Comment by eftpotrm 14 hours ago

1 reply

For who though?

If you're a user of whatever-data-format designing your new application, you could always use the subset you actually cared about. No-one forced you to use all the complex bits in XML.

If you're a library author - well, yes, you could implement a Json parser at first that was eval(input), then something more complex because that's a security hole, then something else again because that's not too quick, then a new library like JsonPath to get queryability, and... all your work is still less functional than the system you were trying to replace. So yes, you can possibly implement Json libraries in less code than implementing XML libraries. But unless you had a reason to implement a new XML library from scratch anyway, that isn't actually a win.

darby_nine 13 hours ago

> No-one forced you to use all the complex bits in XML.

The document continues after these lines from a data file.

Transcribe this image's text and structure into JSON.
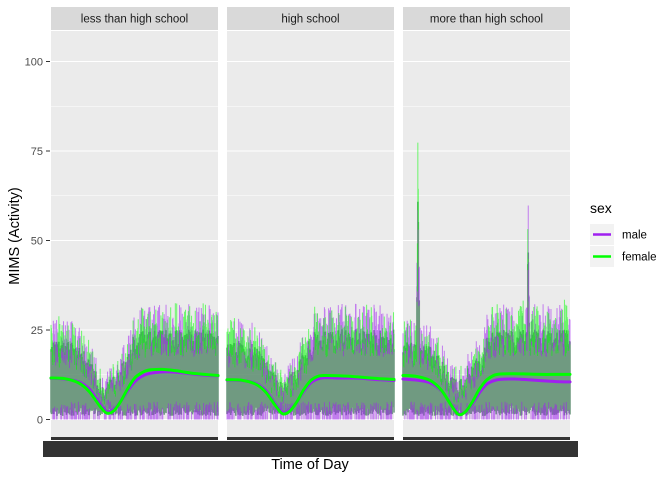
{
  "chart_data": {
    "type": "line",
    "xlabel": "Time of Day",
    "ylabel": "MIMS (Activity)",
    "ylim": [
      0,
      105
    ],
    "yticks": [
      0,
      25,
      50,
      75,
      100
    ],
    "x_domain": [
      0,
      1440
    ],
    "x_tick_labels_illegible": true,
    "legend": {
      "title": "sex",
      "position": "right",
      "entries": [
        {
          "name": "male",
          "color": "#a020f0"
        },
        {
          "name": "female",
          "color": "#00ff00"
        }
      ]
    },
    "colors": {
      "panel_bg": "#ebebeb",
      "strip_bg": "#d9d9d9",
      "band": "#5a8c6e"
    },
    "panels": [
      {
        "label": "less than high school",
        "series": [
          {
            "name": "male",
            "smooth": {
              "x": [
                0,
                120,
                240,
                330,
                420,
                480,
                540,
                600,
                660,
                720,
                780,
                840,
                960,
                1080,
                1200,
                1320,
                1440
              ],
              "y": [
                11.5,
                11.3,
                10.5,
                8.5,
                4.5,
                2.2,
                2.8,
                5.0,
                8.0,
                10.5,
                12.0,
                12.8,
                13.3,
                13.2,
                12.8,
                12.4,
                12.2
              ]
            }
          },
          {
            "name": "female",
            "smooth": {
              "x": [
                0,
                120,
                240,
                330,
                420,
                480,
                540,
                600,
                660,
                720,
                780,
                840,
                960,
                1080,
                1200,
                1320,
                1440
              ],
              "y": [
                11.6,
                11.4,
                10.2,
                7.8,
                3.8,
                1.8,
                2.4,
                5.0,
                8.5,
                11.5,
                13.0,
                13.8,
                14.0,
                13.6,
                13.0,
                12.6,
                12.3
              ]
            }
          }
        ]
      },
      {
        "label": "high school",
        "series": [
          {
            "name": "male",
            "smooth": {
              "x": [
                0,
                120,
                240,
                330,
                420,
                480,
                540,
                600,
                660,
                720,
                780,
                840,
                960,
                1080,
                1200,
                1320,
                1440
              ],
              "y": [
                11.0,
                10.9,
                10.2,
                8.2,
                4.2,
                1.9,
                2.6,
                4.8,
                7.8,
                10.2,
                11.3,
                11.7,
                11.6,
                11.6,
                11.4,
                11.1,
                10.9
              ]
            }
          },
          {
            "name": "female",
            "smooth": {
              "x": [
                0,
                120,
                240,
                330,
                420,
                480,
                540,
                600,
                660,
                720,
                780,
                840,
                960,
                1080,
                1200,
                1320,
                1440
              ],
              "y": [
                11.1,
                11.0,
                10.0,
                7.8,
                3.8,
                1.6,
                2.3,
                4.8,
                8.2,
                10.8,
                12.0,
                12.3,
                12.2,
                12.0,
                11.7,
                11.4,
                11.2
              ]
            }
          }
        ]
      },
      {
        "label": "more than high school",
        "series": [
          {
            "name": "male",
            "smooth": {
              "x": [
                0,
                120,
                240,
                330,
                420,
                480,
                540,
                600,
                660,
                720,
                780,
                840,
                960,
                1080,
                1200,
                1320,
                1440
              ],
              "y": [
                11.3,
                11.0,
                10.2,
                8.0,
                4.0,
                1.6,
                2.2,
                4.5,
                7.5,
                9.8,
                10.8,
                11.2,
                11.3,
                11.1,
                10.8,
                10.6,
                10.5
              ]
            }
          },
          {
            "name": "female",
            "smooth": {
              "x": [
                0,
                120,
                240,
                330,
                420,
                480,
                540,
                600,
                660,
                720,
                780,
                840,
                960,
                1080,
                1200,
                1320,
                1440
              ],
              "y": [
                12.3,
                12.0,
                10.8,
                8.2,
                3.8,
                1.4,
                2.2,
                5.0,
                8.5,
                11.0,
                12.3,
                12.7,
                12.8,
                12.7,
                12.6,
                12.6,
                12.6
              ]
            }
          }
        ]
      }
    ]
  }
}
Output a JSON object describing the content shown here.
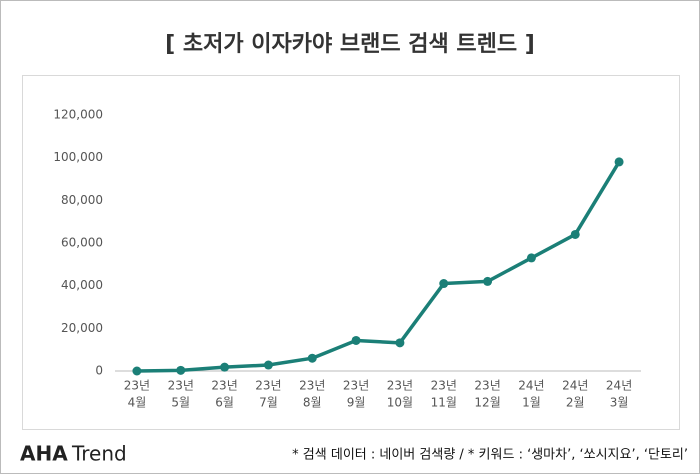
{
  "chart_data": {
    "type": "line",
    "title": "[ 초저가 이자카야 브랜드 검색 트렌드 ]",
    "categories": [
      [
        "23년",
        "4월"
      ],
      [
        "23년",
        "5월"
      ],
      [
        "23년",
        "6월"
      ],
      [
        "23년",
        "7월"
      ],
      [
        "23년",
        "8월"
      ],
      [
        "23년",
        "9월"
      ],
      [
        "23년",
        "10월"
      ],
      [
        "23년",
        "11월"
      ],
      [
        "23년",
        "12월"
      ],
      [
        "24년",
        "1월"
      ],
      [
        "24년",
        "2월"
      ],
      [
        "24년",
        "3월"
      ]
    ],
    "series": [
      {
        "name": null,
        "color": "#1b7f77",
        "values": [
          0,
          300,
          1800,
          2800,
          6000,
          14300,
          13200,
          41000,
          42000,
          53000,
          64000,
          98000
        ]
      }
    ],
    "ylim": [
      0,
      120000
    ],
    "yticks": [
      0,
      {
        "value": 20000,
        "label": "20,000"
      },
      {
        "value": 40000,
        "label": "40,000"
      },
      {
        "value": 60000,
        "label": "60,000"
      },
      {
        "value": 80000,
        "label": "80,000"
      },
      {
        "value": 100000,
        "label": "100,000"
      },
      {
        "value": 120000,
        "label": "120,000"
      }
    ],
    "grid": false
  },
  "footer": {
    "logo": "AHA",
    "logo_sub": "Trend",
    "note": "* 검색 데이터 : 네이버 검색량 / * 키워드 : ‘생마차’, ‘쏘시지요’, ‘단토리’"
  }
}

Just parsing XML alone is hugely painful, let alone implementing the rest of the stuff like XSLT, namespaces, validation, xpath, etc etc. Plus, once you've done this, you still need a natural way to map this into domain types, or you need to force people into a visitor pattern or some other awkward deserialization technique. JSON just requires a single JSONValue sum type.

XML has its place, but it'd have to be a pretty extreme case of needing rigor or a tree where I need to be able to peg arbitrary attributes onto the nodes in order to see it as attractive. Most APIs won't benefit from all of XML's features.

For instance I maintain a podcasting/rss feed library and XML (And more importantly, the way people publish invalid xml) makes me really wish they had gone with a different format in the day that was harder to fuck up.